If the reservoir value of the temperature of the mixture T pl is greater than the cricondentherm M(dot F) and during the development of the field, the pressure drops (line FT 4), then this mixture will always be in a single-phase gaseous state. Such mixtures form gas fields.
If the reservoir temperature is between critical and cricondentherm, then such mixtures are classified as gas condensate. In this case, depending on the ratio between the initial formation pressure and the pressure of the beginning of condensation (point AT) the existence of three types of gas condensate deposits is possible: reservoir pressure can be higher (single-phase unsaturated), equal (single-phase saturated) or lower (two-phase) to the pressure of the beginning of condensation.
If the reservoir temperature is below the critical temperature of the mixture, i.e. is to the left of the critical point, then such mixtures are typical for oil fields. Depending on the initial values of reservoir temperature and pressure (the location of the point corresponding to these values relative to the boiling point curve), oil fields are distinguished with undersaturated, saturated oils and fields with a gas cap.
When the reservoir temperature is above the cricondentherm, the oil contains a large amount of gaseous and low-boiling hydrocarbons and has a greater shrinkage. Such oils are called light. They are distinguished by a high gas-to-oil ratio and a density approaching that of gas condensate.
Oil. Mixtures of hydrocarbons that are in the reservoir conditions in a liquid state are called oils. In terms of shrinkage on the surface, oils can be low and high..shrinkage.
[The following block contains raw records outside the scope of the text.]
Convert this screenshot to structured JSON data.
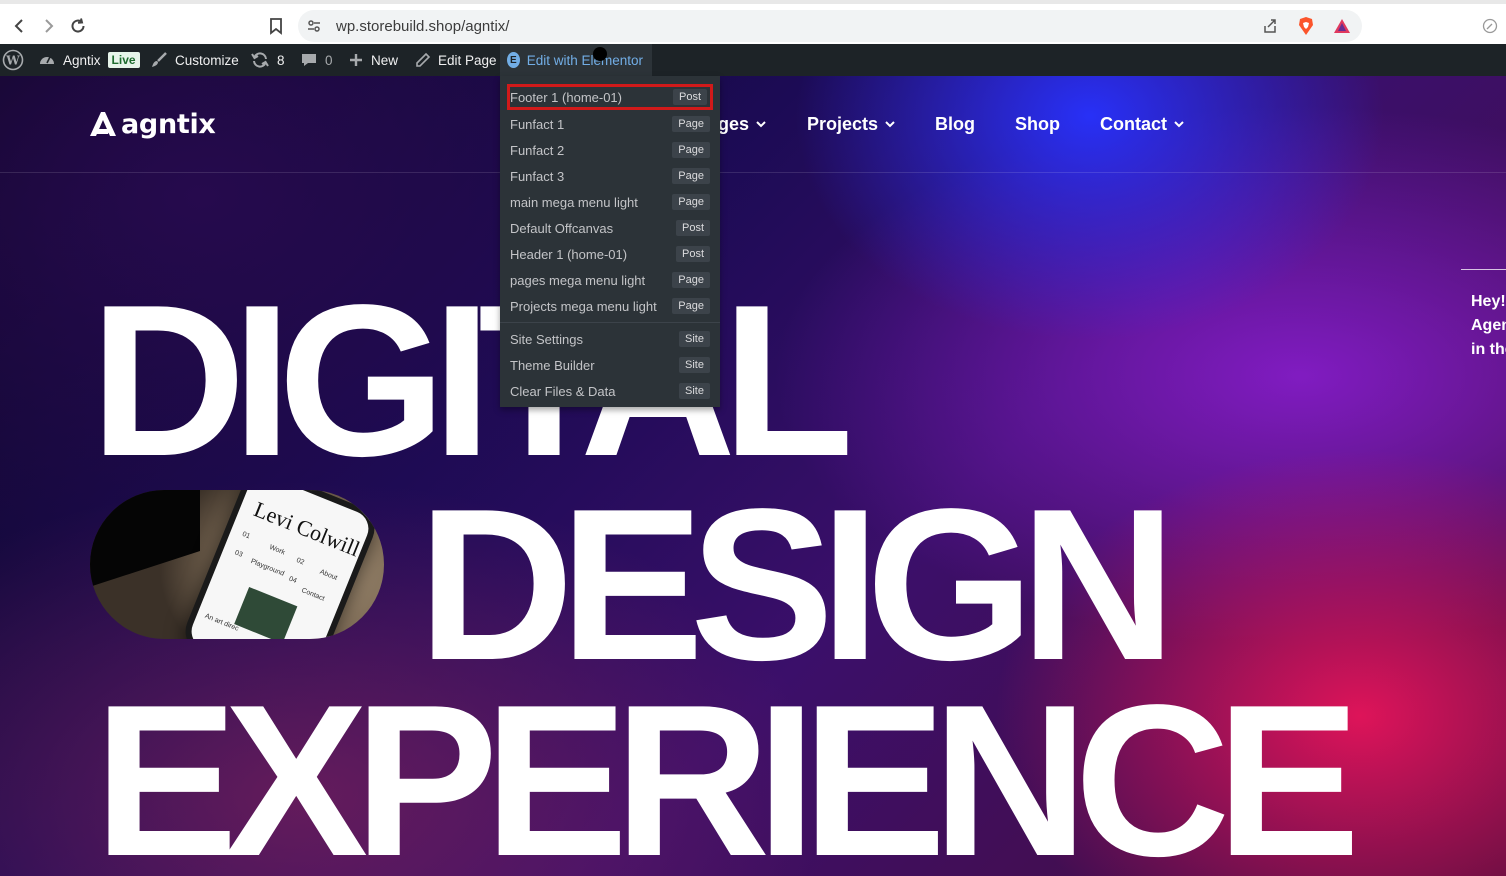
{
  "browser": {
    "url": "wp.storebuild.shop/agntix/"
  },
  "admin_bar": {
    "site_name": "Agntix",
    "live_badge": "Live",
    "customize": "Customize",
    "updates_count": "8",
    "comments_count": "0",
    "new": "New",
    "edit_page": "Edit Page",
    "edit_with_elementor": "Edit with Elementor"
  },
  "elementor_menu": {
    "items": [
      {
        "label": "Footer 1 (home-01)",
        "tag": "Post",
        "highlighted": true
      },
      {
        "label": "Funfact 1",
        "tag": "Page"
      },
      {
        "label": "Funfact 2",
        "tag": "Page"
      },
      {
        "label": "Funfact 3",
        "tag": "Page"
      },
      {
        "label": "main mega menu light",
        "tag": "Page"
      },
      {
        "label": "Default Offcanvas",
        "tag": "Post"
      },
      {
        "label": "Header 1 (home-01)",
        "tag": "Post"
      },
      {
        "label": "pages mega menu light",
        "tag": "Page"
      },
      {
        "label": "Projects mega menu light",
        "tag": "Page"
      }
    ],
    "site_items": [
      {
        "label": "Site Settings",
        "tag": "Site"
      },
      {
        "label": "Theme Builder",
        "tag": "Site"
      },
      {
        "label": "Clear Files & Data",
        "tag": "Site"
      }
    ]
  },
  "site": {
    "logo": "agntix",
    "nav": {
      "pages_partial": "ges",
      "projects": "Projects",
      "blog": "Blog",
      "shop": "Shop",
      "contact": "Contact"
    },
    "side_text": [
      "Hey!",
      "Agen",
      "in the"
    ],
    "hero": {
      "line1": "DIGITAL",
      "line2": "DESIGN",
      "line3": "EXPERIENCE"
    },
    "phone": {
      "name": "Levi Colwill",
      "nav": [
        "01",
        "Work",
        "02",
        "About",
        "03",
        "Playground",
        "04",
        "Contact"
      ],
      "caption": "An art direc"
    }
  },
  "colors": {
    "admin_bar_bg": "#1d2327",
    "admin_link_active": "#72aee6",
    "highlight_outline": "#d11a1a"
  }
}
The phase diagram for oil with low shrinkage is shown in fig. 22. Two salient features follow from this diagram. The critical point is located to the right of the crikondenbar, and the lines of equal volumetric liquid content in the mixture are closely located near the dew point curve. In addition, at atmospheric pressure and reservoir temperature, the mixture is in the region of a two-phase state. Under separation conditions, a significant amount of liquid is obtained from the mixture, even if its volume content in the mixture is very low. This phenomenon is due to a significant expansion of the gas phase at low pressures. A characteristic feature of this phase diagram is the presence of a relatively large amount of heavy components in the mixture.
"Depending on the initial reservoir conditions, oils are divided into saturated and undersaturated. If the initial reservoir conditions correspond to the point BUT on the boiling point curve (Fig. 22), then, therefore, the oil is completely saturated with gas.
As can be seen from the diagram, when the pressure is reduced by an infinitesimal amount, gas is released from saturated oil. If the initial conditions correspond to the point A / located above the boiling point curve, then the oil is undersaturated with gas. In order for this undersaturated oil to begin to release gas, the pressure must be reduced by a significant amount (to point A).
Oil with high shrinkage contains more light hydrocarbons than oil with low shrinkage. The critical temperature for such oils is closer to the reservoir temperature, and the lines of the same liquid volume content in the mixture are less closely grouped near the dew point curve.
A typical phase diagram for high shrinkage oil is shown in fig. 23. In this case, both in the reservoir and at the surface, much smaller amounts of fluid are obtained as a result of pressure reduction. This oil can be either saturated (point A) or undersaturated (point AND") gas.
"Different classes of hydrocarbons, in addition to phase diagrams, can be characterized by composition, specific gravity of the produced liquid and gas factor.
Oils with little shrinkage have GORs of ~180 m 3 / m 3, and the specific gravity is 0.80 g/cm 3 and more. Oils with high shrinkage have a GOR of 180 to 1400 m 3 / m 3, specific gravity 0.74-0.80 g/cm3.. The classification of most reservoir systems can only be carried out after a detailed study of samples of reservoir mixtures.